Klawisze stukały, gdy następne litery pojawiały się na jasnym papierze- był to jedyny dźwięk w całym domu... sprawca, siedział przy zagraconym biurku. Lekko przygarbiony, skupiał wzrok na małych klawiszach.
Nie chciał się pomylić. Musiałby wtedy zaczynać cały list od początku- szkoda było na to tuszu i papieru.
Chciał by list był pisany stylem „nieoficjalnym", a to było trudne... może dlatego, że sprawca przeważnie był poważny. Nie umiał inaczej.
Nie chciał, by w liście znalazło się jakiekolwiek nawiązanie do błędów przeszłości, odbiorcy... mogłoby to zostać odebrane jako atak.
Chciał się spotkać i pogadać. Nic więcej...
- Cholera...- Warknął, gdy niechcący nacisnął nie tą literę, co chciał.
Czuł, że to będzie długi wieczór. Może nawet noc... wszystko po to, by odpowiedzieć sobie na pytanie: „Czy jest szansa zacząć od nowa?".
Chciał znać odpowiedź...
***
Mały bar na obrzeżach miasta był idealnym miejscem na ich spotkanie... gdyby się pobili- wątpię by ktoś zareagował. Nawet pewnie nie wezwano by policji, a to był wielki plus.
Żaden z nich nie chciał zostać spisany przez pieski... to tylko zezłościłoby ich aktualnych partnerów.
- Hej.- W końcu pojawił się drugi mężczyzna.
Jak zawsze był uśmiechnięty i beztroski- typowy Hiszpan... ubrany w swoją ukochaną czerwoną bluzkę i czarne spodnie. Ulubiona kreacja jego chłopaka- wrednego i wiecznie wkurzonego Włocha.

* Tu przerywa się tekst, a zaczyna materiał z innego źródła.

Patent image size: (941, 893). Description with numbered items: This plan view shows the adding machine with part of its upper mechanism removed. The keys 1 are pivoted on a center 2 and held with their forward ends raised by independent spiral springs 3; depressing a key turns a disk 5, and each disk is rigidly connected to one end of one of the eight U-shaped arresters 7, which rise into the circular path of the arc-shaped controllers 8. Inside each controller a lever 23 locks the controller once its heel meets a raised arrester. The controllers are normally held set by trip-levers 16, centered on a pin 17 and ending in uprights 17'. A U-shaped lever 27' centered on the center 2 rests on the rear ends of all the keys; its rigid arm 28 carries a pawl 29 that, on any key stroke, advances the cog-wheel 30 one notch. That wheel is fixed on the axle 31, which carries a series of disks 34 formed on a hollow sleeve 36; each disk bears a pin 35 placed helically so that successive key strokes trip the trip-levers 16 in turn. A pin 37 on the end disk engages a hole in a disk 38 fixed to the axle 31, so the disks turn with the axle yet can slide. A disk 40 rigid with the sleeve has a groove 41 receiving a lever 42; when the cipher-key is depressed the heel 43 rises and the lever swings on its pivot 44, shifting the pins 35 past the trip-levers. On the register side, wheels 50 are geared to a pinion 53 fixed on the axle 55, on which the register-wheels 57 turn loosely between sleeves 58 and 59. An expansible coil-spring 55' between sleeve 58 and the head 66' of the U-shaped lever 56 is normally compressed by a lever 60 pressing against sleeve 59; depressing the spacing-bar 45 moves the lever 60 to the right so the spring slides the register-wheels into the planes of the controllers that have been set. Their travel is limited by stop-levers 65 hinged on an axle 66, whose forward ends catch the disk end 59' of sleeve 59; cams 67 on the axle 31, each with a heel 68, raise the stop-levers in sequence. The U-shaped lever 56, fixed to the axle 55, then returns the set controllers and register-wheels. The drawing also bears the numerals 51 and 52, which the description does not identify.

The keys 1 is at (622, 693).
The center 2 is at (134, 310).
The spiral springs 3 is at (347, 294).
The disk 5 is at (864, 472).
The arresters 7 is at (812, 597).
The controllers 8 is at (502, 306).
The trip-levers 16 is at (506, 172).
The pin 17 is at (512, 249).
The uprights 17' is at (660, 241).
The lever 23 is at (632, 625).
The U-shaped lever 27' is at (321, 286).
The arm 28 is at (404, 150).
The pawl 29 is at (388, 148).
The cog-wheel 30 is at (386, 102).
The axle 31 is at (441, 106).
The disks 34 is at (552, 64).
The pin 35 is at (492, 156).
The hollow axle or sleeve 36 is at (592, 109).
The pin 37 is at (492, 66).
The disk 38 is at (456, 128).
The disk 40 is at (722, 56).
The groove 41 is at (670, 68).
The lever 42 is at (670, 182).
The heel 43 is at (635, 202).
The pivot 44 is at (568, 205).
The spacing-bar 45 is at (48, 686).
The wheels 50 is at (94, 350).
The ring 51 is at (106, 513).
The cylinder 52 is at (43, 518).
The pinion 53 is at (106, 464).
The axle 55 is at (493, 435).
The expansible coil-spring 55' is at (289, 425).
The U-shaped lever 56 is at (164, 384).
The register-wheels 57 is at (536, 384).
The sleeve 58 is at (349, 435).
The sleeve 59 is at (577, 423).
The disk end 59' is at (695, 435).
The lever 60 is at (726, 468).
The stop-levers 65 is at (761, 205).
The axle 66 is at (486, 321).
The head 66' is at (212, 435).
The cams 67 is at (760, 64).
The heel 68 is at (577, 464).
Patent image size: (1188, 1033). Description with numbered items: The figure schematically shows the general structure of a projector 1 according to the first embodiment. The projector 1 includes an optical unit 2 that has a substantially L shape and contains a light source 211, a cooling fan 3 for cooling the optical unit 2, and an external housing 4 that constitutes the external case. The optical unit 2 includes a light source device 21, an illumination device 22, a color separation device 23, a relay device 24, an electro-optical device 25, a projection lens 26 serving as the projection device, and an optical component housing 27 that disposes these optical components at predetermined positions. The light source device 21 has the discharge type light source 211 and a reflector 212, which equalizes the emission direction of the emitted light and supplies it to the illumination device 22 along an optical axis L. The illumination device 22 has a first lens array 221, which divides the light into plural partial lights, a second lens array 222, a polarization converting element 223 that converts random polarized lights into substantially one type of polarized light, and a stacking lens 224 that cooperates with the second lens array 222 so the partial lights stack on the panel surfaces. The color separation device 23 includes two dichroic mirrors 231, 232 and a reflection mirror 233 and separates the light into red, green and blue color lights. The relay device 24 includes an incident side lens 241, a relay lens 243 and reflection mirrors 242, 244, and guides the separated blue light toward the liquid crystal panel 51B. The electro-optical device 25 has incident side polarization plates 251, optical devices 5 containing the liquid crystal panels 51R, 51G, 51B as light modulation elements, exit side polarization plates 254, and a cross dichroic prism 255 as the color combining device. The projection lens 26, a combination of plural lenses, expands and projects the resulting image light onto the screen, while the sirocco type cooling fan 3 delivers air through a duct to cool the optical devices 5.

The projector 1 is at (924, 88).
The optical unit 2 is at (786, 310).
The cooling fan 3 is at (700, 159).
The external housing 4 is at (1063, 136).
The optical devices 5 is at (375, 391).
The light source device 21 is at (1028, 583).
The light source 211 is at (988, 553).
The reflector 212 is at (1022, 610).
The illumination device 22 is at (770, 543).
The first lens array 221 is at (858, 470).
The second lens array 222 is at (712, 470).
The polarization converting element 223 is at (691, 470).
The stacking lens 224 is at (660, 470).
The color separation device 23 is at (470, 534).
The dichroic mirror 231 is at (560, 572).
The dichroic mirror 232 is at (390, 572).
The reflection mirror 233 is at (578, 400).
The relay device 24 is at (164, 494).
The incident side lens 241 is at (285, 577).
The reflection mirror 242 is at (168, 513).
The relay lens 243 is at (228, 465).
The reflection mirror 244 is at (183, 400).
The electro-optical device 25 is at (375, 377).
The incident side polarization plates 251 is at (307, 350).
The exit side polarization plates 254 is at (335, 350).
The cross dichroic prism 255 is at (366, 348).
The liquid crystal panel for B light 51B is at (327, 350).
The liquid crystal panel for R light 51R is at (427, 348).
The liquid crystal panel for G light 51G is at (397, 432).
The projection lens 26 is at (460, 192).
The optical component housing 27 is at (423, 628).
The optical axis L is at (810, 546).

Arthur nie pojmował, jakim cudem oni jeszcze są razem- tak różni... ale w sumie nie chciał się odzywać, bo on i pewien wkurzający Francuz, także nie byli sobie pisani... a jednak byli razem już od roku.
- Hej.- Odparł Anglik.- Jak zawsze spóźniony.
- Jak zwykle uprzejmy.- Hiszpan uśmiechnął się jeszcze szerzej.- Zdziwiło mnie, że wysłałeś mi list. Na dodatek pisany na maszynie.
Anglik poczuł się staro... pewnie jako jeden z nielicznych krajów posiada jeszcze maszynę- sprawną na dodatek.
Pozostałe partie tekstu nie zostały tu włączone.